In the rapid scanning of my mental archives, Journey was the first hit in response to the query, “Which games are interesting to non-gamers?” Even so, the Journey page in my mind was gibberish. The problem, I’ve realized, is that Journey escapes conventional description. It’s not a platformer, it’s not a puzzler and it’s certainly not an action game. Its title reveals nothing about the game. There’s no dialogue, no clear story, no names, no specific setting, no bosses, no checkpoints, no life bars, no skill trees and no death. It’s deeply subjective, mingling in the curious spaces where joy, sorrow, loss and anger meet. At times it flies; at others it falls. It’s dynamism; it’s despair.

It’s emotion, in motion.

Ah, yes – that sense of movement. I could never properly capture it without putting a controller in your hands. Likewise, I’ve never seen a game accomplish so much with the plain action of pushing a joystick forward. You feel exhausted trudging through the sand, then elated as you ski down the opposite slope, riding the winds as they twirl your scarf and tug at your robes. Your strength later fades as the elements claim you; a blizzard closes in, your legs grow heavy. With an earnest, caring focus, you push a bit harder on the joystick – but to no avail. One knee falls, then you collapse. After that comes the game’s best use of motion, which I won’t spoil. It’s eye-opening, really, for a single gameplay mechanic to move you through all the emotional peaks and valleys of a stirring concerto.

I wondered for some time how such a simple game could pull so fiercely at my heartstrings. It’s precisely that austerity, though, that makes Journey so provocative. It reduces the explicit experience to basic, sub-cortical reactions, stripping us bare and letting us bring our own emotionality to the table. For that reason I came to think of Journey as really knowing me as a person – a ridiculous notion, of course, but one that’s grounded in the game’s design.

Journey never holds your hand. It doesn’t put a marker on a map or tell you to go anywhere, and it forgoes most games’ abrasive reminders to “press square to attack!” Such interruption, after all, would wake the placid dreamer. It merely lets you wander as you will, sweeping you oh-so-gently onto the proper path with a cool breeze here or a sharp ledge there. A mountain beckons in the distance, across the sands. You’ll feel so much more purpose, more weight, from deciding to travel there instead of having the game slap a nav-point on it. In that way, Journey seems to anticipate precisely what you will do without ever making you do it. It never tries to force a reaction out of you, but rather feels like an extension of feelings you already have. It’s a bit like a dream, you might agree.

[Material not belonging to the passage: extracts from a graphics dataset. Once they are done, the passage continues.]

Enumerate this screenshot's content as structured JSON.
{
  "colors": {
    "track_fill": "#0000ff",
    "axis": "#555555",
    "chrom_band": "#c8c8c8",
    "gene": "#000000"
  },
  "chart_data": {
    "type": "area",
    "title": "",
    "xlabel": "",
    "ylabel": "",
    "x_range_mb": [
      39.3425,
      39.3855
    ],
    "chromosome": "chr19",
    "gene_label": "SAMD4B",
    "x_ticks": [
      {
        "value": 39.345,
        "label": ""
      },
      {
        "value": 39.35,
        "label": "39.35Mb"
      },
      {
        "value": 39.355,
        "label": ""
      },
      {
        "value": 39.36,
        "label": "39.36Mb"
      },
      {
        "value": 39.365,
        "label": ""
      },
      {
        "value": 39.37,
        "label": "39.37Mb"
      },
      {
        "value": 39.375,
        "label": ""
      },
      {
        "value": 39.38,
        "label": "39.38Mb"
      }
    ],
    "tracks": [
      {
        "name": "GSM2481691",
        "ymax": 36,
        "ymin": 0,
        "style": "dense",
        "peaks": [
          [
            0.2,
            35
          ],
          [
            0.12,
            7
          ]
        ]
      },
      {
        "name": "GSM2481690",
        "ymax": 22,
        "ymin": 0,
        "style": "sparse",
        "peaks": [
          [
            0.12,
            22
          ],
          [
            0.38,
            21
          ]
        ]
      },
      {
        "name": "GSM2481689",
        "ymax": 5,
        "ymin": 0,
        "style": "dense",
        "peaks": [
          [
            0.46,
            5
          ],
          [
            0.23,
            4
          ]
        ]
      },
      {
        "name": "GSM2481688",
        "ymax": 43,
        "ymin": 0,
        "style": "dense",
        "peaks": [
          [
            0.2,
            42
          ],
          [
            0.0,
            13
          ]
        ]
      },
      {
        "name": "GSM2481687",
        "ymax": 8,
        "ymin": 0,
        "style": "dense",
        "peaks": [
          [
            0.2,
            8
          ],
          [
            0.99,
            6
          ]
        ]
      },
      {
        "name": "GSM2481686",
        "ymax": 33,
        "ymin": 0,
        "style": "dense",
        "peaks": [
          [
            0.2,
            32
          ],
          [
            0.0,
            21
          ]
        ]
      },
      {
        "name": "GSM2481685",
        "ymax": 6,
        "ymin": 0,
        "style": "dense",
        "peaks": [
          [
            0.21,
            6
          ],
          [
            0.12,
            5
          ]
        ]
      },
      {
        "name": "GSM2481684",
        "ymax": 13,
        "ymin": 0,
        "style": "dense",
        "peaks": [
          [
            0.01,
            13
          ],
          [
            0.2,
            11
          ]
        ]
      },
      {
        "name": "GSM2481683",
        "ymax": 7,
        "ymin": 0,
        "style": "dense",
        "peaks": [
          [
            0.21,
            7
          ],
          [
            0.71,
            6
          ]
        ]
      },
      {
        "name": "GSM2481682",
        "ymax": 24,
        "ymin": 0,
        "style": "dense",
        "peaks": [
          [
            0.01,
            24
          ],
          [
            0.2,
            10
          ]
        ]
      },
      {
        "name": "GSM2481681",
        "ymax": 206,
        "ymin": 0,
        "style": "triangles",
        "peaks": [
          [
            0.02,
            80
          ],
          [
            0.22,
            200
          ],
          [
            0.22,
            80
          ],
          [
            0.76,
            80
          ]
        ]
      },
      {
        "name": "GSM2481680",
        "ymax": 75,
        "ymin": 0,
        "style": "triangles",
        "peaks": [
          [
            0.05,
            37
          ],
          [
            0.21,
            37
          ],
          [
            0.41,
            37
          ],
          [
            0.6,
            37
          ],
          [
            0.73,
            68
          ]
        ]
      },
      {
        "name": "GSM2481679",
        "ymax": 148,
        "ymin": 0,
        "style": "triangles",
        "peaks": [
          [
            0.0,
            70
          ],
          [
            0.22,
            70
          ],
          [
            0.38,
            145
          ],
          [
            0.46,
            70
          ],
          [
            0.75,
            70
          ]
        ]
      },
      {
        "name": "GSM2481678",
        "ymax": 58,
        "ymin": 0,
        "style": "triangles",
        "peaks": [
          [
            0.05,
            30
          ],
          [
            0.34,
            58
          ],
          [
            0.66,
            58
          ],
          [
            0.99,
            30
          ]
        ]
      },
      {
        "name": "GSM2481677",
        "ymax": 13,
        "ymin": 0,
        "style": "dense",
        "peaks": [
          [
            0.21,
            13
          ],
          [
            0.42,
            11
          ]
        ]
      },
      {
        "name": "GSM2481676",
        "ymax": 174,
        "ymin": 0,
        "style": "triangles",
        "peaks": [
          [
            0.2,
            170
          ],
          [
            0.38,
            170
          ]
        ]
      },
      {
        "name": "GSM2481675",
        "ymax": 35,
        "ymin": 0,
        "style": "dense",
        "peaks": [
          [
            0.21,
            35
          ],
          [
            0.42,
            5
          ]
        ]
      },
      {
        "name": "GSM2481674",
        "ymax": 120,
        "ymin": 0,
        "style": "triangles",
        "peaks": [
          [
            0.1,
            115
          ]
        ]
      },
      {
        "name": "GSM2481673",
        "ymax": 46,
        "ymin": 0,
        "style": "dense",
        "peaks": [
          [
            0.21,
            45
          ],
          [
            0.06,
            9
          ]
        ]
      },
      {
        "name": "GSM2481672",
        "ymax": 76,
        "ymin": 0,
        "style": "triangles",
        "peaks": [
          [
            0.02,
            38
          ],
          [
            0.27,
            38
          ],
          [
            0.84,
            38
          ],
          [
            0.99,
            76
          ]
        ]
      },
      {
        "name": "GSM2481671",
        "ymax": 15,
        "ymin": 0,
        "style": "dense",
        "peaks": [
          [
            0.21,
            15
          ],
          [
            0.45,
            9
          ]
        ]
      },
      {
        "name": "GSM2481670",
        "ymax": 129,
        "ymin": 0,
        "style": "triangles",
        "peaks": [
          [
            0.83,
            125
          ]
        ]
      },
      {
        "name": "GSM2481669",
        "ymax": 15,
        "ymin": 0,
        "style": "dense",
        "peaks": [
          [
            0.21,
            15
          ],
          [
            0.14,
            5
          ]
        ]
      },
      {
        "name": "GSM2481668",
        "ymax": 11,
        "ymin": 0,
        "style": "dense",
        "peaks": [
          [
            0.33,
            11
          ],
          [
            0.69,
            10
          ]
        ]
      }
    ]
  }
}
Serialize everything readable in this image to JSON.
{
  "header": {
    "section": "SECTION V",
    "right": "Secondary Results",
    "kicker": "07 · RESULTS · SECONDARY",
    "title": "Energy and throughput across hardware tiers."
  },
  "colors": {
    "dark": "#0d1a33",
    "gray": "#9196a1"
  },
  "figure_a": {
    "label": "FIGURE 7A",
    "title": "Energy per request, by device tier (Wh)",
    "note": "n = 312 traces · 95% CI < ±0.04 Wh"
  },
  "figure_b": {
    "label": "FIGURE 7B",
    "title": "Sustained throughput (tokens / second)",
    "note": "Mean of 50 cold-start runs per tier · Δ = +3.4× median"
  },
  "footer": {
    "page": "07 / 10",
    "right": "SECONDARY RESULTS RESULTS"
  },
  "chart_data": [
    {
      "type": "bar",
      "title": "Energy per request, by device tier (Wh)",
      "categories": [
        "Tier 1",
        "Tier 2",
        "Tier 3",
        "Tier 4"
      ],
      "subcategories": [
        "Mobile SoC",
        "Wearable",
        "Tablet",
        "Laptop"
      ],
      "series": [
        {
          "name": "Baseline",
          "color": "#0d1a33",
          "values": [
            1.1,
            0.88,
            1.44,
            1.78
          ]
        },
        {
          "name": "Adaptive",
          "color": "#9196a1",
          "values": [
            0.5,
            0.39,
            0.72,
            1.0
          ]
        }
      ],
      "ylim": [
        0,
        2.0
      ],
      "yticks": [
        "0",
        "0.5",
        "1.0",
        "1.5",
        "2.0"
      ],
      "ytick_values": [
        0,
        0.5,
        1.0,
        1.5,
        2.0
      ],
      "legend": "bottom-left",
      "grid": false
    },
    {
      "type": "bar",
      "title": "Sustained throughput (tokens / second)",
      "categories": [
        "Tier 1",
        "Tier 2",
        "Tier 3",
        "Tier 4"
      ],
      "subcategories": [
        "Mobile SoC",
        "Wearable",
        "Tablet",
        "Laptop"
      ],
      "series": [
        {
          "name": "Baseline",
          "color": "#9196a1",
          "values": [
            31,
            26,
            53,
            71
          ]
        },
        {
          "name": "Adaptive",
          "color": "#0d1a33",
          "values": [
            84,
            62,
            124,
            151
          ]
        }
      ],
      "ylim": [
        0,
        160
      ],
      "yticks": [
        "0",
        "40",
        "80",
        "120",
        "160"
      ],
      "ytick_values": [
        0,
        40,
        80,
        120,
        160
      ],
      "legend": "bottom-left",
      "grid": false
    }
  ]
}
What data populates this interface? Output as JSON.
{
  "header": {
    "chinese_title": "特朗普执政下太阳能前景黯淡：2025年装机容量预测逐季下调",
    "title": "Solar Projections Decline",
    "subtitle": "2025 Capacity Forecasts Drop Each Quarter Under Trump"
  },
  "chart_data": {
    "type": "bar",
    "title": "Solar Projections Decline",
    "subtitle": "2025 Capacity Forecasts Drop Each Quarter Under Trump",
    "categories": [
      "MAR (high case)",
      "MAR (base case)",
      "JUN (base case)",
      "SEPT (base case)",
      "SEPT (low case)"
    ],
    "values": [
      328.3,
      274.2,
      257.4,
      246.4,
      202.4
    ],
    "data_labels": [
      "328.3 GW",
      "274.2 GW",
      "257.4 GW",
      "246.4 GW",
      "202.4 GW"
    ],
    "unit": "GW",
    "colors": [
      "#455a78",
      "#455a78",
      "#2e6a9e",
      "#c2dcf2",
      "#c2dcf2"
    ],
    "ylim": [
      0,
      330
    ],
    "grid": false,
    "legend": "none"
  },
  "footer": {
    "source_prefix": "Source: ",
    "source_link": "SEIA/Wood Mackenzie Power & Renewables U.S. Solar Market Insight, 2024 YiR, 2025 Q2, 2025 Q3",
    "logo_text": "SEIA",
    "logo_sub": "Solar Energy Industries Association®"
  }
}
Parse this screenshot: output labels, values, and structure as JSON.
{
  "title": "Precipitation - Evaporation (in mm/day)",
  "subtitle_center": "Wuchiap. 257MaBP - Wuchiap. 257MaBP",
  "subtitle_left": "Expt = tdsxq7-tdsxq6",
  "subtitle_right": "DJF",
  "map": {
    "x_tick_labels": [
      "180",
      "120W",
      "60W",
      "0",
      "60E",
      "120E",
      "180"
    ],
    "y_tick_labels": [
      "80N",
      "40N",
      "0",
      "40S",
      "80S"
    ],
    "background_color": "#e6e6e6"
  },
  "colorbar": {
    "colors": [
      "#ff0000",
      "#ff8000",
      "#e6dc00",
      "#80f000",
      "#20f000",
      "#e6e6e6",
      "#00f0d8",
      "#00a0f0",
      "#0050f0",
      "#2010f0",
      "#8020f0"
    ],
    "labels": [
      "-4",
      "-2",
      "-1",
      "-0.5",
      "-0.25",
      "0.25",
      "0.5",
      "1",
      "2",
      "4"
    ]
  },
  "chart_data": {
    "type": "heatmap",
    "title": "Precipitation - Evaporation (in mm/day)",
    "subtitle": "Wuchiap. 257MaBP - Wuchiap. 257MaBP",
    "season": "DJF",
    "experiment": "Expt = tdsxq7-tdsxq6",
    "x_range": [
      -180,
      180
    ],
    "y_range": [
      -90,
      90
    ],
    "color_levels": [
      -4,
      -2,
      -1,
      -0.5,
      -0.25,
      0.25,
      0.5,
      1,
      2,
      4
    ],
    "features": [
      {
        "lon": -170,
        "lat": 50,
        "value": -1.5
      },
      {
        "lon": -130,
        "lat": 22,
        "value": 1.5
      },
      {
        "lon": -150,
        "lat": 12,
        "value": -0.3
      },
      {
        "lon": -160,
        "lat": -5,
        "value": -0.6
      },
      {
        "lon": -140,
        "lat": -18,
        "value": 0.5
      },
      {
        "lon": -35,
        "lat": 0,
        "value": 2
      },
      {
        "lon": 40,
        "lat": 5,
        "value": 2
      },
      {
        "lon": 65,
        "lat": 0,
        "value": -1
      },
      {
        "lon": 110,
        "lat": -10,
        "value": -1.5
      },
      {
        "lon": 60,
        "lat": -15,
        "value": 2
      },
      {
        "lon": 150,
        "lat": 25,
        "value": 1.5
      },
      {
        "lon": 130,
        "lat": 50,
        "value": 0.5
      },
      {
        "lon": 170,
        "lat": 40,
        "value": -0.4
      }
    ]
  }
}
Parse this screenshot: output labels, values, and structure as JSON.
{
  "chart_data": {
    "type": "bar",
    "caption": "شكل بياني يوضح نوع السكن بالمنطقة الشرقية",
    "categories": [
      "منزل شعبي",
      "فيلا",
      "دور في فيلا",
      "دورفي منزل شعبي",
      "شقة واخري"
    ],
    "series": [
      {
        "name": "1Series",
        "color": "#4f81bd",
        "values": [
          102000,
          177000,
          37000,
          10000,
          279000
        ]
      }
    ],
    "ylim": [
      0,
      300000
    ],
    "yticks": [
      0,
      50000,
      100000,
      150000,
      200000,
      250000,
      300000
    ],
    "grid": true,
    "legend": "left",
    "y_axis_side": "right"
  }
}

Journey’s most surreal experience, no doubt, comes from encountering another wanderer. Considering the racist 12-year-olds who plague an average match of Halo, I’d assume that any hint of genuine emotion would be dashed away with the inclusion of multiplayer. But Journey, in its own elegant way, deftly avoids this problem. Players remain nameless and mute, lingering in your game only as long as they desire. You might travel together for a time or move past each other like strangers in a train station. If you cooperate, you’ll build a silent bond. A simple language emerges as you look at one another, walk off a bit and chirp to your companion with the game’s one-button singing mechanic. “Follow me,” you both understand. Inevitably, then, you’ll be stung when they leave your side. There are no rules, no technobabble and certainly no screaming adolescents. It’s just two strangers in a strange land, like innocent children on the same playground. Somehow, Journey solved the problem of fostering real, in-game intimacy by stripping out all the traditional ways that games let us communicate. And it’s beautiful.

Simple as it seems, Journey is a cryptic experience. I doubt if I could ever throw enough words onto the Internet to capture all its subtle nuances. But that mystery belies a compelling, unadorned elegance that anyone with a heart would find moving. In so doing, Journey is a powerful case for games being a unique and engaging medium. Even if I can’t win you over with words on a page, I suggest you pick up a controller and give it a try yourself.